De esta forma, realizando un solo frotamiento hacia adelante simulando un resbalón "no se puede generar una pisada como la localizada el día de los hechos", apunta la magistrada, que subraya que esa marca "no se puede realizar de forma fortuita".
Las "contradicciones" del hijo
En su auto, la jueza enumera las "contradicciones" de Jonathan Andic en sus diferentes declaraciones, las primeras a los Mossos tras la muerte de su padre, los días 14 y 31 de diciembre, y las de este martes en sede judicial, únicamente a preguntas de su defensa.

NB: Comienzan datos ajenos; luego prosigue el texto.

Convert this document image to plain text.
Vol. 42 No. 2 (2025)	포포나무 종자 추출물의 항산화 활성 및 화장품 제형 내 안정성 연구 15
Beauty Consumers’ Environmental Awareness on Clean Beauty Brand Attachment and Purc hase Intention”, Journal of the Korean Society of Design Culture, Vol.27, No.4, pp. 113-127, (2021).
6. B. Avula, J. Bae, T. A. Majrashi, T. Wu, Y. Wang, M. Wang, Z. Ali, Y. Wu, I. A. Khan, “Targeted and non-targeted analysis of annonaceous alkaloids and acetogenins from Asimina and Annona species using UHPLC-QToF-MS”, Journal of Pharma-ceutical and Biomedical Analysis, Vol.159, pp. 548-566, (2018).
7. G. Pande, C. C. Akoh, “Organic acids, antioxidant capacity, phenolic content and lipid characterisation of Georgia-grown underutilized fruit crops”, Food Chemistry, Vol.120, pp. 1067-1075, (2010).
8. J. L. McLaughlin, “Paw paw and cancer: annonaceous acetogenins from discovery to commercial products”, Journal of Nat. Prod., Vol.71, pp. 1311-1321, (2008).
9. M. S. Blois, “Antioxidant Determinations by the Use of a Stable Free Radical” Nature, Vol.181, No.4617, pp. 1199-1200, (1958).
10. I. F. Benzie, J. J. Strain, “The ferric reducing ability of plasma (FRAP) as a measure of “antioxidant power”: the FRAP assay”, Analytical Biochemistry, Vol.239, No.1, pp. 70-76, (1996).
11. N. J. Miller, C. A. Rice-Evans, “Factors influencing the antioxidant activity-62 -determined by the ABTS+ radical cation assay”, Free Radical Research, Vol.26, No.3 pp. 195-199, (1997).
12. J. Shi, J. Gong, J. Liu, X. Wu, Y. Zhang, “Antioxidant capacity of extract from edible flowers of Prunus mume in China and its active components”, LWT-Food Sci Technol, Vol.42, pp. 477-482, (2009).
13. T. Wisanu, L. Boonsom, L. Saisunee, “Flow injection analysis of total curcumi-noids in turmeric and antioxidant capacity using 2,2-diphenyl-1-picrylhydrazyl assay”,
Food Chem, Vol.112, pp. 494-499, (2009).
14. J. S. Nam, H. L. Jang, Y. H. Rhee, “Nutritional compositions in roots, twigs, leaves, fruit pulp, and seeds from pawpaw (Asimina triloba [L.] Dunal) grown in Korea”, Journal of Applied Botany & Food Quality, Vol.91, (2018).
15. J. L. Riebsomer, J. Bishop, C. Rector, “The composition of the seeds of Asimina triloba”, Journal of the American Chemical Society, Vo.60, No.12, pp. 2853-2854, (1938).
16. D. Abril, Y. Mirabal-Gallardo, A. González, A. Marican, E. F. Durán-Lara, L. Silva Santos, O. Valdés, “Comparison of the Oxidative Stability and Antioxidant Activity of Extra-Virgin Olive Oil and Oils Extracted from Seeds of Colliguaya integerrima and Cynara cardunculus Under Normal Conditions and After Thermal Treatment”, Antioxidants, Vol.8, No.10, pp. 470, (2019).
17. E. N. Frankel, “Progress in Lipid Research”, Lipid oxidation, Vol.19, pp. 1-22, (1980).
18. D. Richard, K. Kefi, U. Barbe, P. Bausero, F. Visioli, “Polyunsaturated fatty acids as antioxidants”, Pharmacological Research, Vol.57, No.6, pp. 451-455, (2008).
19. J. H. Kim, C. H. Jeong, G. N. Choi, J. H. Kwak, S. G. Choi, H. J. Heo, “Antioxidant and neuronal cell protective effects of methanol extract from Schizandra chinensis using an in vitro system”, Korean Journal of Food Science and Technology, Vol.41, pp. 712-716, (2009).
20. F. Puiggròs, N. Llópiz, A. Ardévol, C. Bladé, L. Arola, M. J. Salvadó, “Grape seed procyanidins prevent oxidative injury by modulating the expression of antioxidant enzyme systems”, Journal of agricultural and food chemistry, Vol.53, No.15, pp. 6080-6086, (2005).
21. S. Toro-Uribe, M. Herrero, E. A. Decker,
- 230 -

En la primera de las declaraciones, la del 14 de diciembre, afirmó que "se adelantó unos cuatro o cinco metros por delante de su padre", que este se paró para tomar unas fotografías y sin tenerlo a la "vista", se giró y vio "un cuerpo rodando entre los matorrales, y escucho un fuerte golpe y un gemido de dolor".
Sin embargo, el 31 de diciembre declaró que su padre hizo uso del teléfono al principio del recorrido, y que ya "no lo volvió a ver que lo utilizara".
La investigación de los Mossos del volcado del móvil del empresario fallecido determina que "solo" lo utilizó al inicio del camino, y que no hizo uso del mismo en el "lugar de los hechos", es decir, desde donde se precipitó al vacío.
Distintas versiones ante emergencias y los Mossos
La jueza también destaca que cuando Jonathan Andic llamó al servicio de emergencias afirmó en primer lugar que creía que su padre había caído por un barranco, aunque luego cuando le llamó una enfermera del Sistema de Emergencias Médicas (SEM) "modificó la versión" y le dijo que él iba delante y que había oído un ruido de piedras y que, al girarse vio a su padre gritar y caerse.
Esta declaración, resalta la jueza, también difiere de la que prestó ante los Mossos.
Además, la jueza subraya que el informe forense determina que la caída de Isak Andic fue como si se "hubiera lanzado por un tobogán, con los pies por delante", de forma que todas las lesiones fueron en el lado derecho y en forma ascendente, sin afectación en las manos, por lo que se descarta "el resbalón con una piedra o caída hacia adelante".
La jueza también apunta como indicio el hecho de que Jonathan Andic cambiara de teléfono móvil el 25 de marzo de 2025 y borrara el contenido del antiguo, que según le dijo a su secretaria le habían robado en Quito (Ecuador) en un "viaje relámpago" que realizó entre el 24 y el 26 de marzo, coincidiendo con las noticias sobre la reapertura de la investigación judicial.